ONE PEOPLE, UNDER GOD
With a message for the MPCS community of unity and national pride, Dr. Pender offered life advice to the audience that his own grandfather had shared with him. We experience great privilege in America unlike anything seen anywhere else in the world, he shared. He challenged the “young people to make things better by coming together as one [people under God].” Having grown up in the segregated South, Dr. Pender experienced schools in Dekalb County with no running water and witnessed soldiers on Army trains separated by race. He asked his mother why things were this way. She told him one day change was going to come.
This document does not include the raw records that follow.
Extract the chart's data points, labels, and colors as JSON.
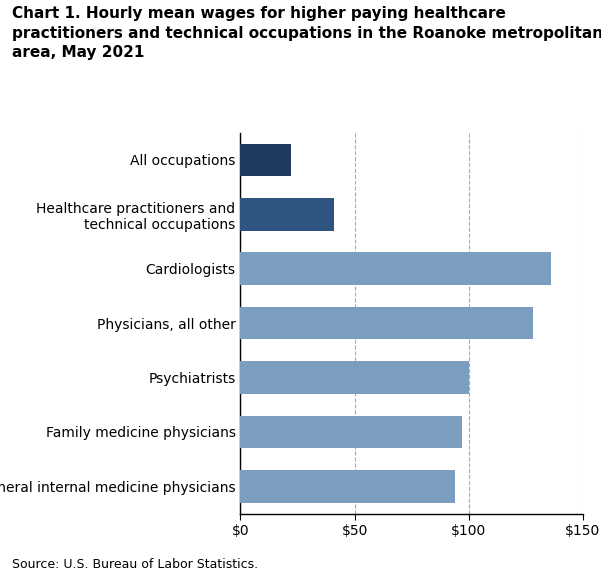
{
  "categories": [
    "General internal medicine physicians",
    "Family medicine physicians",
    "Psychiatrists",
    "Physicians, all other",
    "Cardiologists",
    "Healthcare practitioners and\ntechnical occupations",
    "All occupations"
  ],
  "values": [
    94,
    97,
    100,
    128,
    136,
    41,
    22
  ],
  "bar_colors": [
    "#7B9DC0",
    "#7B9DC0",
    "#7B9DC0",
    "#7B9DC0",
    "#7B9DC0",
    "#2E5480",
    "#1E3A5F"
  ],
  "title_line1": "Chart 1. Hourly mean wages for higher paying healthcare",
  "title_line2": "practitioners and technical occupations in the Roanoke metropolitan",
  "title_line3": "area, May 2021",
  "xlim": [
    0,
    150
  ],
  "xticks": [
    0,
    50,
    100,
    150
  ],
  "xticklabels": [
    "$0",
    "$50",
    "$100",
    "$150"
  ],
  "source_text": "Source: U.S. Bureau of Labor Statistics.",
  "title_fontsize": 11.0,
  "tick_fontsize": 10,
  "label_fontsize": 10,
  "source_fontsize": 9,
  "background_color": "#ffffff",
  "bar_height": 0.6,
  "grid_color": "#aaaaaa",
  "spine_color": "#000000"
}
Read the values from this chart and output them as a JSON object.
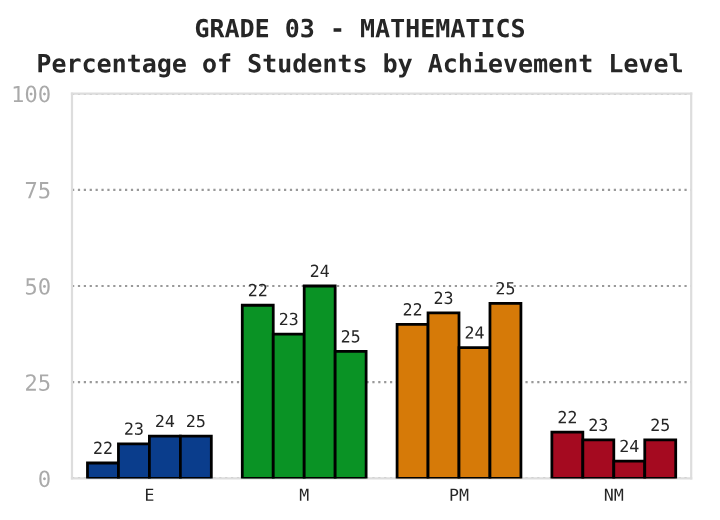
{
  "chart_data": {
    "type": "bar",
    "title": "GRADE 03 - MATHEMATICS",
    "subtitle": "Percentage of Students by Achievement Level",
    "categories": [
      "E",
      "M",
      "PM",
      "NM"
    ],
    "series": [
      {
        "name": "22",
        "colors": [
          "#0a3d8c",
          "#0a9325",
          "#d67a08",
          "#a50a20"
        ],
        "values": [
          4,
          45,
          40,
          12
        ]
      },
      {
        "name": "23",
        "colors": [
          "#0a3d8c",
          "#0a9325",
          "#d67a08",
          "#a50a20"
        ],
        "values": [
          9,
          37.5,
          43,
          10
        ]
      },
      {
        "name": "24",
        "colors": [
          "#0a3d8c",
          "#0a9325",
          "#d67a08",
          "#a50a20"
        ],
        "values": [
          11,
          50,
          34,
          4.5
        ]
      },
      {
        "name": "25",
        "colors": [
          "#0a3d8c",
          "#0a9325",
          "#d67a08",
          "#a50a20"
        ],
        "values": [
          11,
          33,
          45.5,
          10
        ]
      }
    ],
    "ylim": [
      0,
      100
    ],
    "yticks": [
      0,
      25,
      50,
      75,
      100
    ],
    "grid": "y",
    "legend": false
  }
}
“We win; we can’t be defeated,” he said, “when we all come together as one people.” When he served overseas, he said enemy bullets gave no regard to the color of a soldier’s skin. The soldiers were all fighting the same war for the same country, and they all bled the same red blood. In an especially moving moment, Dr. Pender recalls praying to God while in a foxhole underneath a starry Vietnam sky, “God, please let me get home to see my family.” In a heartbreaking moment, Dr. Pender recalled holding a young, white soldier in his arms as the young man died - ”It didn’t matter what color he was. He was American.” He was able to get through it all because “God was on my side.”
LOVE THE PERSON IN FRONT OF YOU
The cherished advice his grandfather shared was “Listen. Read. Do your arithmetic.” And, he left the crowd with these final words: “Never Hate. Love Everyone.” The crowd thanked him with a standing ovation.
MPCS Chief Financial Officer Julie Ray shared that, every year, the Veterans’ Day Chapel “...has me in tears for how well it is done by all involved in making it happen and how meaningfully it impacts our community.” She continued, “I also appreciate the way our students respond and the flags they fly. [What] an incredible and defining moment for our school!” After all, we are one people, under God’s authority, grace, and love.